Shrines and Temples of Nikko
In 1999 Unesco declared as World Heritage Sites two Shinto Shrines, The Tôshôgû and The Futarasan-jinja, and one Buddhist Temple, The Rinnô-ji. The place comprises over 100 buildings and a beautiful 17th Century forest. The buildings are located on different slopes on the Sacred Nikko Mountains creating different visual effects. For centuries the whole complex and its natural setting have been considered sacred. The temple and shrines still serve their religious purpose, though it is difficult to submerge into this unique atmosphere surrounded by masses of tourists. That’s why it’s essential to spend at least one night in Nikko. You will have an experience much bigger than a place.
Kinugawa Onsen and Kinugawa Koen
When searching for a great onsen around Nikko we stumbled upon a town called Kinugawa Onsen. The town has a pretty center located just in front of the train station, with several shops and restaurants. For some reason the best Hotel with onsen was located in a suburb called Kinugawa Koen, so we booked it hesitantly. We were wondering why such a cool place was so affordable, until we realized the whole area was semi abandoned. As I mentioned in the text about Chubu Region, Japan has a problem with its aging population. So basically there is a shortage of workforce, and apparently this is not the only abandoned resort in the country.

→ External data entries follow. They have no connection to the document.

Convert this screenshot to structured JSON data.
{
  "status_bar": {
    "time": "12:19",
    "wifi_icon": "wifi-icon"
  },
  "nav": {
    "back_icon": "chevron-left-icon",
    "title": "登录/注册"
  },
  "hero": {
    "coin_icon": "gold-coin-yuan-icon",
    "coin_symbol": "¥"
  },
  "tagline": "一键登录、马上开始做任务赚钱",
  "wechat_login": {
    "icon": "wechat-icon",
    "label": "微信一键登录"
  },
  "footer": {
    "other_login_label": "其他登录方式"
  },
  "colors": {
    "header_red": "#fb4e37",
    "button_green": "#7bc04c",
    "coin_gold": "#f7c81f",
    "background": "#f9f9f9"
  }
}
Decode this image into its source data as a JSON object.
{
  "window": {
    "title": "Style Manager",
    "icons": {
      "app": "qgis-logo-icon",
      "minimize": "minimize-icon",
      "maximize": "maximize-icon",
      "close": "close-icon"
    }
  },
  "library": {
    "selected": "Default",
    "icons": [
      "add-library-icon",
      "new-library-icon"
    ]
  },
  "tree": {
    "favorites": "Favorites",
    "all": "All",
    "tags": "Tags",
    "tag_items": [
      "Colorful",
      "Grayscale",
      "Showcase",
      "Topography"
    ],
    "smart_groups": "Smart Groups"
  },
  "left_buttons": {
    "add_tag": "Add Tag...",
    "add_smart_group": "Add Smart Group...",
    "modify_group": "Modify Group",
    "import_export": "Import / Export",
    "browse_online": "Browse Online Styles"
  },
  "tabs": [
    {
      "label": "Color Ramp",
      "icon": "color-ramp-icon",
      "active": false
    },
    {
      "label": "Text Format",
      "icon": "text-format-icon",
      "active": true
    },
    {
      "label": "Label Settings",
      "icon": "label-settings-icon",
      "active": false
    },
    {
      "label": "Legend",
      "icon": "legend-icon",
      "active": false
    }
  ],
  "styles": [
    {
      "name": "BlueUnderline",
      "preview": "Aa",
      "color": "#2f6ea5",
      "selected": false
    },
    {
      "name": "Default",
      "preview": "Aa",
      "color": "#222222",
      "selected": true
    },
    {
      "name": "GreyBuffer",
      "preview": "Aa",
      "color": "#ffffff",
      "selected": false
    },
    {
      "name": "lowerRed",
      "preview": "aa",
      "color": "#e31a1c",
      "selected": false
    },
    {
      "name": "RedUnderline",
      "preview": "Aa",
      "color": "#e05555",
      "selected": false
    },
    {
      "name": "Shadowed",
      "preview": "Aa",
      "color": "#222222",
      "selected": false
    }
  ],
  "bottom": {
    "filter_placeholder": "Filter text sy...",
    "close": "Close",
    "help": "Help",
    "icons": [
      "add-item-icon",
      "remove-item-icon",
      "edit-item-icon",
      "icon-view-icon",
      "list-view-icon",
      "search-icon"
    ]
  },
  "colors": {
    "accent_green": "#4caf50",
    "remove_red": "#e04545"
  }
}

Authenticity is all we ask for
We all have different tastes and interests. While some people would do anything to climb Mount Fiji, staying at an empty Japanese resort is my thing. Our Fukko Oyado Kaze hotel was probably one of the most authentic places we’ve ever stayed at. Its Ryokan stytle room matches any high category hotel, so you get to experience an authentic Japanese accommodation together with universal luxury. Of course, the star of the hotel is its open-air onsen. Amazing! We could see the moon while dipping in hot mineral waters and listening to the river. That’s all we did. We would walk around the beautiful canyon surrounded by abandoned hotels and forests full of funny monkeys, eat simple food in town and end our day at the Onsen.
Enjoying all this with no tourists on site is heaven or am I just weird?